Availability: Commercial software (with a free version available).
Mostly used for: Everything from data visualization to predictive analytics.
Pros: Great data connectivity, regular updates, good visualizations.
Cons: Clunky user interface, rigid formulas, data limits (in the free version).
At less than a decade old, Power BI is a relative newcomer to the market of data analytics tools. It began life as an Excel plug-in but was redeveloped in the early 2010s as a standalone suite of business data analysis tools. Power BI allows users to create interactive visual reports and dashboards, with a minimal learning curve. Its main selling point is its great data connectivity—it operates seamlessly with Excel (as you’d expect, being a Microsoft product) but also text files, SQL server, and cloud sources, like Google and Facebook analytics.
It also offers strong data visualization but has room for improvement in other areas. For example, it has quite a bulky user interface, rigid formulas, and the proprietary language (Data Analytics Expressions, or ‘DAX’) is not that user-friendly. It does offer several subscriptions though, including a free one. This is great if you want to get to grips with the tool, although the free version does have drawbacks—the main limitation being the low data limit (around 2GB).
8. Tableau
Type of tool: Data visualization tool.
Availability: Commercial.
Mostly used for: Creating data dashboards and worksheets.
Pros: Great visualizations, speed, interactivity, mobile support.
Cons: Poor version control, no data pre-processing.
If you’re looking to create interactive visualizations and dashboards without extensive coding expertise, Tableau is one of the best commercial data analysis tools available. The suite handles large amounts of data better than many other BI tools, and it is very simple to use. It has a visual drag and drop interface (another definite advantage over many other data analysis tools). However, because it has no scripting layer, there’s a limit to what Tableau can do. For instance, it’s not great for pre-processing data or building more complex calculations.
While it does contain functions for manipulating data, these aren’t great. As a rule, you’ll need to carry out scripting functions using Python or R before importing your data into Tableau. But its visualization is pretty top-notch, making it very popular despite its drawbacks. Furthermore, it’s mobile-ready. As a data analyst, mobility might not be your priority, but it’s nice to have if you want to dabble on the move!
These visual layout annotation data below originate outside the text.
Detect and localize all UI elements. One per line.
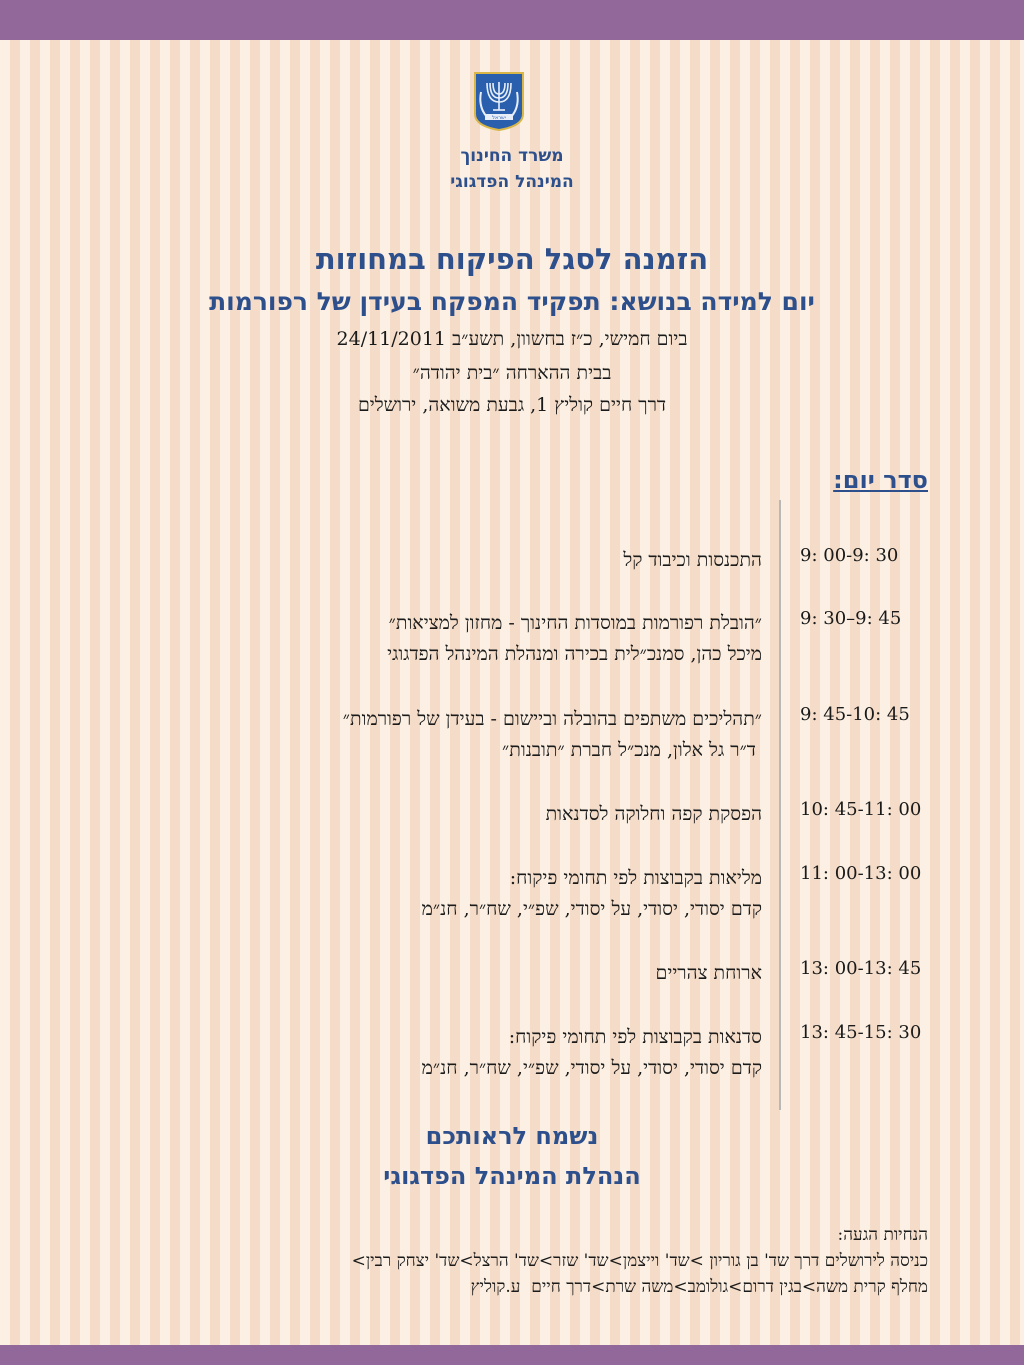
agenda-description: התכנסות וכיבוד קל	[623, 549, 762, 571]
agenda-heading: סדר יום:	[833, 466, 928, 494]
agenda-description: הפסקת קפה וחלוקה לסדנאות	[545, 803, 762, 825]
agenda-time: 10: 45-11: 00	[800, 799, 922, 820]
invitation-title: הזמנה לסגל הפיקוח במחוזות	[315, 242, 709, 276]
event-venue: בבית ההארחה ״בית יהודה״	[412, 362, 612, 384]
event-date: ביום חמישי, כ״ז בחשוון, תשע״ב 24/11/2011	[336, 328, 688, 350]
directions-line: כניסה לירושלים דרך שד' בן גוריון >שד' וייצמן>שד' שזר>שד' הרצל>שד' יצחק רבין>	[351, 1251, 928, 1271]
agenda-time: 9: 45-10: 45	[800, 704, 910, 725]
directions-heading: הנחיות הגעה:	[837, 1225, 928, 1245]
closing-signature: הנהלת המינהל הפדגוגי	[383, 1162, 641, 1190]
agenda-description: סדנאות בקבוצות לפי תחומי פיקוח: קדם יסודי, יסודי, על יסודי, שפ״י, שח״ר, חנ״מ	[421, 1026, 762, 1079]
bottom-color-band	[0, 1345, 1024, 1365]
agenda-description: מליאות בקבוצות לפי תחומי פיקוח: קדם יסודי, יסודי, על יסודי, שפ״י, שח״ר, חנ״מ	[421, 867, 762, 920]
agenda-time: 9: 30–9: 45	[800, 608, 902, 629]
ministry-name: משרד החינוך	[460, 146, 564, 166]
directions-line: מחלף קרית משה>בגין דרום>גולומב>משה שרת>דרך חיים ע.קוליץ	[470, 1277, 928, 1297]
agenda-description: ״הובלת רפורמות במוסדות החינוך - מחזון למציאות״ מיכל כהן, סמנכ״לית בכירה ומנהלת המינהל הפדגוגי	[387, 612, 762, 665]
agenda-description: ״תהליכים משתפים בהובלה וביישום - בעידן של רפורמות״ ד״ר גל אלון, מנכ״ל חברת ״תובנות״	[342, 708, 762, 761]
agenda-time: 13: 45-15: 30	[800, 1022, 922, 1043]
agenda-time: 11: 00-13: 00	[800, 863, 922, 884]
svg-text:ישראל: ישראל	[492, 115, 506, 121]
invitation-subtitle: יום למידה בנושא: תפקיד המפקח בעידן של רפורמות	[209, 287, 815, 316]
directions-block	[108, 1222, 928, 1300]
agenda-time: 9: 00-9: 30	[800, 545, 899, 566]
agenda-divider	[779, 500, 781, 1110]
agenda-time: 13: 00-13: 45	[800, 958, 922, 979]
state-emblem-menorah-icon	[472, 70, 526, 132]
top-color-band	[0, 0, 1024, 40]
event-address: דרך חיים קוליץ 1, גבעת משואה, ירושלים	[357, 394, 667, 416]
division-name: המינהל הפדגוגי	[450, 172, 574, 192]
agenda-description: ארוחת צהריים	[655, 962, 762, 984]
closing-greeting: נשמח לראותכם	[425, 1122, 599, 1150]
You can learn more about Tableau in this post.
9. KNIME
Type of tool: Data integration platform.
Availability: Open-source.
Mostly used for: Data mining and machine learning.
Pros: Open-source platform that is great for visually-driven programming.
Cons: Lacks scalability, and technical expertise is needed for some functions.
Last on our list is KNIME (Konstanz Information Miner), an open-source, cloud-based, data integration platform. It was developed in 2004 by software engineers at Konstanz University in Germany. Although first created for the pharmaceutical industry, KNIME’s strength in accruing data from numerous sources into a single system has driven its application in other areas. These include customer analysis, business intelligence, and machine learning.